Published: Thu, October 28, 2004 @ 12:00 a.m.



Hearings are expected to go ahead in Mahoning and Columbiana counties.

By STEPHEN SIFF

VINDICATOR TRUMBULL STAFF

WARREN -- A federal judge in Cincinnati handed down a ruling that threatens to forestall challenges to the registrations of 449 voters in Trumbull County.

Joshua Garris of Mineral Ridge challenged the validity of the Trumbull County voter registrations. The challenges, similar to those filed by Republicans in several other counties, allege that the voters are not residents in the precincts where they are registered.

As evidence, the challenges cited a piece of mail that had been sent to the voter from the county board of elections, but returned as undeliverable.

In most cases, the returned mail was a notice about a change in the voter's precinct, said board of elections assistant director Rokey Suleman.

Hearings Friday

Hearings on the cases were scheduled for Friday morning. Similar hearings for 115 cases in Mahoning County were scheduled for today, and hearings for 49 cases in Columbiana County are scheduled for Friday.

But late Wednesday afternoon, U.S. District Judge Susan Dlott issued a temporary restraining order preventing boards of elections in six Ohio counties, including Trumbull, from holding hearings planned for today and Friday, said Trumbull County Assistant Prosecutor James Saker, who represents the Trumbull County Board of Elections.

However, the ruling could be appealed to the U.S. Sixth Circuit Court of Appeals, and possibly reversed in time for the elections board hearings to be held, Saker said.

"It is a procedural mess," he said.

Named in the lawsuit, filed by the Democratic Voter Protection Program, were Franklin, Lawrence, Medina, Cuyahoga, Scioto and Trumbull counties.

Republicans challenged about 35,000 voters statewide based on undeliverable mail.

Voters' rights assured

Regardless of whether hearings are held, no one in Trumbull County will lose their right to vote based solely on one undeliverable piece of mail, Saker said.

"The right to vote is a fundamental liberty," he said. "You can't take away something like that on something as skimpy as a piece of returned mail."

Tuesday, letters were sent out to notify each of the challenged voters of the hearings.

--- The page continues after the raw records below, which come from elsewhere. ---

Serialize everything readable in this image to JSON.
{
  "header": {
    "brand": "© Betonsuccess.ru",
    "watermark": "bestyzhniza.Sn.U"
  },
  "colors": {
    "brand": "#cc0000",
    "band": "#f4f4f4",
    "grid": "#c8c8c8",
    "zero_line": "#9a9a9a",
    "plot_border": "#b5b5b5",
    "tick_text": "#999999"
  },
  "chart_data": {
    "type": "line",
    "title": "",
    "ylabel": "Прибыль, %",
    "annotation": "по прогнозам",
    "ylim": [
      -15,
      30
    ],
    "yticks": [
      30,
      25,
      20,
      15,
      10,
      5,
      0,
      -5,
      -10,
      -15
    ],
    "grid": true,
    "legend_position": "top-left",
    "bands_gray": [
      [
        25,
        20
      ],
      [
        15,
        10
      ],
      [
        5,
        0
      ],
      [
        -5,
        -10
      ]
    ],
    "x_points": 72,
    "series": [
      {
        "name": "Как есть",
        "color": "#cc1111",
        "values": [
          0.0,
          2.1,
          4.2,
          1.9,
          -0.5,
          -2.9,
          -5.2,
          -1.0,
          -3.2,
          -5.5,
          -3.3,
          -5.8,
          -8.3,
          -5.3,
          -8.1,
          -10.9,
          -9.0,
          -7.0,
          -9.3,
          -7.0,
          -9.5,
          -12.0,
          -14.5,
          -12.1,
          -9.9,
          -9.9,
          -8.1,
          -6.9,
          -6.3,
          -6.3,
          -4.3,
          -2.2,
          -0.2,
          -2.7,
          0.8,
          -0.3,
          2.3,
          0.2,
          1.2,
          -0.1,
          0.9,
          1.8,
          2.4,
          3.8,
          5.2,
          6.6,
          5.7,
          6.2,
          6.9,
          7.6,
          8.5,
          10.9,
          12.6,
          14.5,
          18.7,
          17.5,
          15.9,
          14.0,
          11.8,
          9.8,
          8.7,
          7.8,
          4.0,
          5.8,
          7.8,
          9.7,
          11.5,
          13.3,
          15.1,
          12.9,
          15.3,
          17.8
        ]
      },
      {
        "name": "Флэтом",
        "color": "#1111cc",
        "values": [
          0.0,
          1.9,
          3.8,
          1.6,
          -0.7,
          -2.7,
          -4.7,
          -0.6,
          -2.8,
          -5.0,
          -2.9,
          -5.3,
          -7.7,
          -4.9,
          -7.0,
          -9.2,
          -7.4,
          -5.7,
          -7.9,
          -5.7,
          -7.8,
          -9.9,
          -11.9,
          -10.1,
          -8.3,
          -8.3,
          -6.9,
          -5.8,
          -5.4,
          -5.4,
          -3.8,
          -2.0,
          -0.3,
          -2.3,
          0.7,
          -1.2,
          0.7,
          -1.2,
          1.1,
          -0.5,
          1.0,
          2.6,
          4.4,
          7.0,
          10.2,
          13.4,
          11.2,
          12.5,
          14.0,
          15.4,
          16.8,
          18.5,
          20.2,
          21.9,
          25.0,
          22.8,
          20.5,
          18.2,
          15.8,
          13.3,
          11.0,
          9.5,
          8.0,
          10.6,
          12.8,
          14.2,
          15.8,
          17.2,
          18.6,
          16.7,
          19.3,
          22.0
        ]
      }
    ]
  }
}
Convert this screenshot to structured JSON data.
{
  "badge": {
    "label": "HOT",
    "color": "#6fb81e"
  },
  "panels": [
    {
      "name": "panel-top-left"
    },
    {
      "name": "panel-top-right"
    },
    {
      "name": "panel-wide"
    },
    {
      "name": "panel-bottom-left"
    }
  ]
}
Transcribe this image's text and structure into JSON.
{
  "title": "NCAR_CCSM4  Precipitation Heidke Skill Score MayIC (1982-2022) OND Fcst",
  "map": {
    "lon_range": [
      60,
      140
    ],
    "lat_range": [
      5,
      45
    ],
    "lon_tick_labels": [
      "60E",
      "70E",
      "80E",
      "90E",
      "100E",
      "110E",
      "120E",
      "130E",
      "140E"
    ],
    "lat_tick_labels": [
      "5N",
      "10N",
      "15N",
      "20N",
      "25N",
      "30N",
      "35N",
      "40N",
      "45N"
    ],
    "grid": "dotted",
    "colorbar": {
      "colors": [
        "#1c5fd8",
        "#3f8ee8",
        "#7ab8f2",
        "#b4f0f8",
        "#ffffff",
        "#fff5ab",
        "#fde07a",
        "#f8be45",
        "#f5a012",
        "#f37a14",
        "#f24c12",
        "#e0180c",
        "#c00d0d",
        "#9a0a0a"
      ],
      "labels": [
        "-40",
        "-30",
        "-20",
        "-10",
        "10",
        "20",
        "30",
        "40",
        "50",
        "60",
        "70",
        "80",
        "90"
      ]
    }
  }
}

The notification letters were mailed to the same address the post office previously found undeliverable.

There are several reasons why mail could be returned from a valid voting address, Suleman said. The voter may be in college, in the military or use a post office box, he said.

As well, returned mail could result from an error by the board of elections or the post office, he said.

Whether or not the hearings are held, these voters could still be challenged when they arrive at their polling places.

Challengers at the polls

This year, for the first time, Republicans and Democrats have registered challengers to work at polling stations. They will likely work from lists to question voters who they suspect are in the wrong precinct or are not properly qualified to vote, said Trumbull County Board of Elections Director Norma Williams.

Those challenges will be decided by workers at the polls, she said. People who have moved will be directed to the correct precinct.